Anomalisa is the story of one night in the life of Michael Stone (voiced by David Thewlis, with he and everyone else voicing stop motion puppets in a world 1/6th size of reality), who is suffering from the highly ironic affliction of being a well-regarded customer services motivational author who is suffering through a long-running period of crippling self-doubt and ennui. Arriving in Cincinnati to address a customer service industry audience at the hotel he is booked into, the weight of Michael’s failed marriage and a long-regretted romantic break-up drive him into the arms of a kind-hearted but maybe over-trusting fan called Lisa (Synecdoche’s Jennifer Jason Leigh). Needless to say, the fact that this a Kaufman film means that the epiphany both eventually reach does not exactly involve a smooth ride or result in love conquering all. Much awkwardness and fumbling – including some eye-opening puppet sex -and increasing blurring of reality and fiction ensues. Or should that be a double-blurring of reality and fiction, given we are already looking at a weirdly lifelike recreation in puppet form of a man himself suffering from reality slippage?

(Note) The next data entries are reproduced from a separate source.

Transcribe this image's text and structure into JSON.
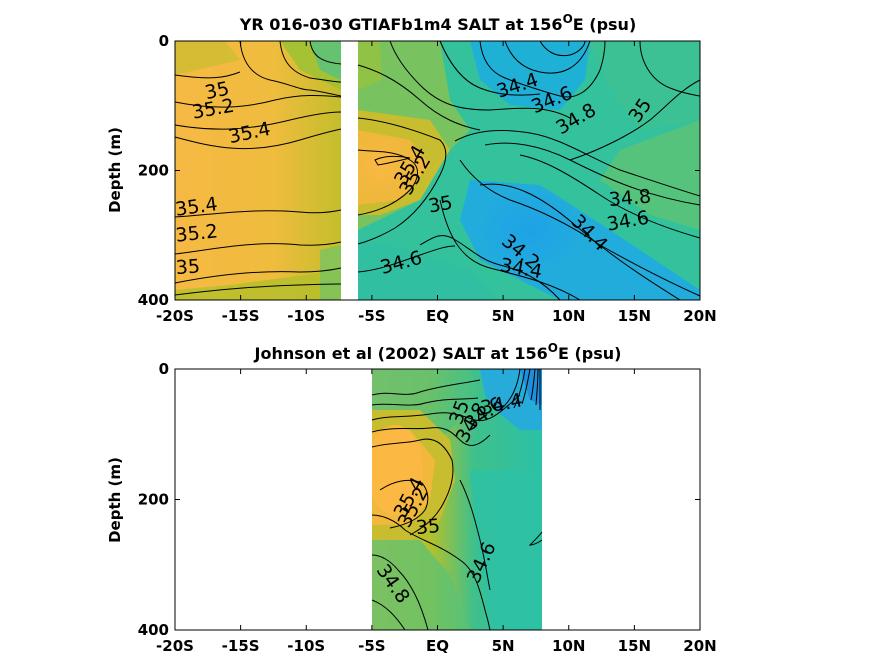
{
  "chart_data": [
    {
      "type": "heatmap",
      "title": "YR 016-030 GTIAFb1m4 SALT at 156",
      "title_sup": "O",
      "title_suffix": "E (psu)",
      "ylabel": "Depth (m)",
      "xlim": [
        -20,
        20
      ],
      "ylim": [
        0,
        400
      ],
      "x_ticks": [
        {
          "value": -20,
          "label": "-20S"
        },
        {
          "value": -15,
          "label": "-15S"
        },
        {
          "value": -10,
          "label": "-10S"
        },
        {
          "value": -5,
          "label": "-5S"
        },
        {
          "value": 0,
          "label": "EQ"
        },
        {
          "value": 5,
          "label": "5N"
        },
        {
          "value": 10,
          "label": "10N"
        },
        {
          "value": 15,
          "label": "15N"
        },
        {
          "value": 20,
          "label": "20N"
        }
      ],
      "y_ticks": [
        {
          "value": 0,
          "label": "0"
        },
        {
          "value": 200,
          "label": "200"
        },
        {
          "value": 400,
          "label": "400"
        }
      ],
      "contour_labels": [
        {
          "lat": -17.6,
          "depth": 90,
          "label": "35",
          "rot": -12
        },
        {
          "lat": -18.6,
          "depth": 120,
          "label": "35.2",
          "rot": -10
        },
        {
          "lat": -15.8,
          "depth": 158,
          "label": "35.4",
          "rot": -12
        },
        {
          "lat": -19.9,
          "depth": 270,
          "label": "35.4",
          "rot": -8
        },
        {
          "lat": -19.9,
          "depth": 310,
          "label": "35.2",
          "rot": -6
        },
        {
          "lat": -19.9,
          "depth": 360,
          "label": "35",
          "rot": -4
        },
        {
          "lat": 4.7,
          "depth": 88,
          "label": "34.4",
          "rot": -18
        },
        {
          "lat": 7.4,
          "depth": 112,
          "label": "34.6",
          "rot": -22
        },
        {
          "lat": 9.4,
          "depth": 145,
          "label": "34.8",
          "rot": -30
        },
        {
          "lat": 15.3,
          "depth": 128,
          "label": "35",
          "rot": -55
        },
        {
          "lat": -2.5,
          "depth": 225,
          "label": "35.4",
          "rot": -60
        },
        {
          "lat": -2.1,
          "depth": 240,
          "label": "35.2",
          "rot": -60
        },
        {
          "lat": -0.6,
          "depth": 265,
          "label": "35",
          "rot": -10
        },
        {
          "lat": -4.2,
          "depth": 360,
          "label": "34.6",
          "rot": -15
        },
        {
          "lat": 4.8,
          "depth": 312,
          "label": "34.2",
          "rot": 40
        },
        {
          "lat": 4.7,
          "depth": 355,
          "label": "34.4",
          "rot": 10
        },
        {
          "lat": 13.1,
          "depth": 255,
          "label": "34.8",
          "rot": -5
        },
        {
          "lat": 10.1,
          "depth": 280,
          "label": "34.4",
          "rot": 45
        },
        {
          "lat": 13.0,
          "depth": 293,
          "label": "34.6",
          "rot": -10
        }
      ],
      "gap": [
        -6.8,
        -5.7
      ]
    },
    {
      "type": "heatmap",
      "title": "Johnson et al (2002) SALT at 156",
      "title_sup": "O",
      "title_suffix": "E (psu)",
      "ylabel": "Depth (m)",
      "xlim": [
        -20,
        20
      ],
      "ylim": [
        0,
        400
      ],
      "data_range": [
        -5,
        8
      ],
      "x_ticks": [
        {
          "value": -20,
          "label": "-20S"
        },
        {
          "value": -15,
          "label": "-15S"
        },
        {
          "value": -10,
          "label": "-10S"
        },
        {
          "value": -5,
          "label": "-5S"
        },
        {
          "value": 0,
          "label": "EQ"
        },
        {
          "value": 5,
          "label": "5N"
        },
        {
          "value": 10,
          "label": "10N"
        },
        {
          "value": 15,
          "label": "15N"
        },
        {
          "value": 20,
          "label": "20N"
        }
      ],
      "y_ticks": [
        {
          "value": 0,
          "label": "0"
        },
        {
          "value": 200,
          "label": "200"
        },
        {
          "value": 400,
          "label": "400"
        }
      ],
      "contour_labels": [
        {
          "lat": 3.4,
          "depth": 70,
          "label": "34.4",
          "rot": -12
        },
        {
          "lat": 2.5,
          "depth": 95,
          "label": "34.6",
          "rot": -35
        },
        {
          "lat": 2.2,
          "depth": 115,
          "label": "34.8",
          "rot": -60
        },
        {
          "lat": 1.8,
          "depth": 87,
          "label": "35",
          "rot": -70
        },
        {
          "lat": -2.5,
          "depth": 230,
          "label": "35.4",
          "rot": -62
        },
        {
          "lat": -2.2,
          "depth": 245,
          "label": "35.2",
          "rot": -62
        },
        {
          "lat": -1.6,
          "depth": 253,
          "label": "35",
          "rot": -5
        },
        {
          "lat": -4.7,
          "depth": 308,
          "label": "34.8",
          "rot": 55
        },
        {
          "lat": 3.1,
          "depth": 330,
          "label": "34.6",
          "rot": -65
        }
      ]
    }
  ]
}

The painstakingly detailed puppets and their intricate movements effectively combine with the voice work of the cast to give the story and characters emotional punch, especially once the distancing effect begins to wear off. At the same time, the eerie stop motion effect and the unpolished nature of the puppets (they area a little threadbare, and the filmmakers deliberately left the seams on the faces of Michael, Lisa and other characters to set the animation apart from typical stop-motion fare) give the film an otherworldly vibe that never goes away entirely. It also makes the main characters seem very fragile, like they could fall apart, or have their strings cut. It is possible that this is a visualisation of a full-scale emotional breakdown. Certainly Michael’s perspective is skewed by his deep depression: the fact that every character sounds the same (all the characters bar Lisa and Michael are voiced by Tom Noonan) is a sure sign he is not on a healthy path. The hotel he checks into is called the Fregoli; Fregoli being the name of a complex where a person sees every other individual as looking and sounding the same. Definitely a “Kaufmanesque” complex if ever there was one.
It is a difficult spot the filmmakers are aiming for: trying to make these bodies on screen seem real through very precise movements of limbs and eyes, attempting to make them appear soulful and expressive, while also not making the thing match reality so much that it all comes off as gimmicky or irrelevant. But they manage it. What really helps sell the emotional reality is the offscreen cast: with Thewlis and Leigh effective at playing the sort of fragile characters that Kaufman always populates his film worlds with, and Noonan manages to walk the line between making each character he is voicing different but also still unnervingly similar to everyone who came before. The filmmakers have stated that, when filming, at most they could aim for two seconds of footage per animator per day on a good day, given the challenge of going back to using one of cinema’s oldest visual effects trick. It was time well spent.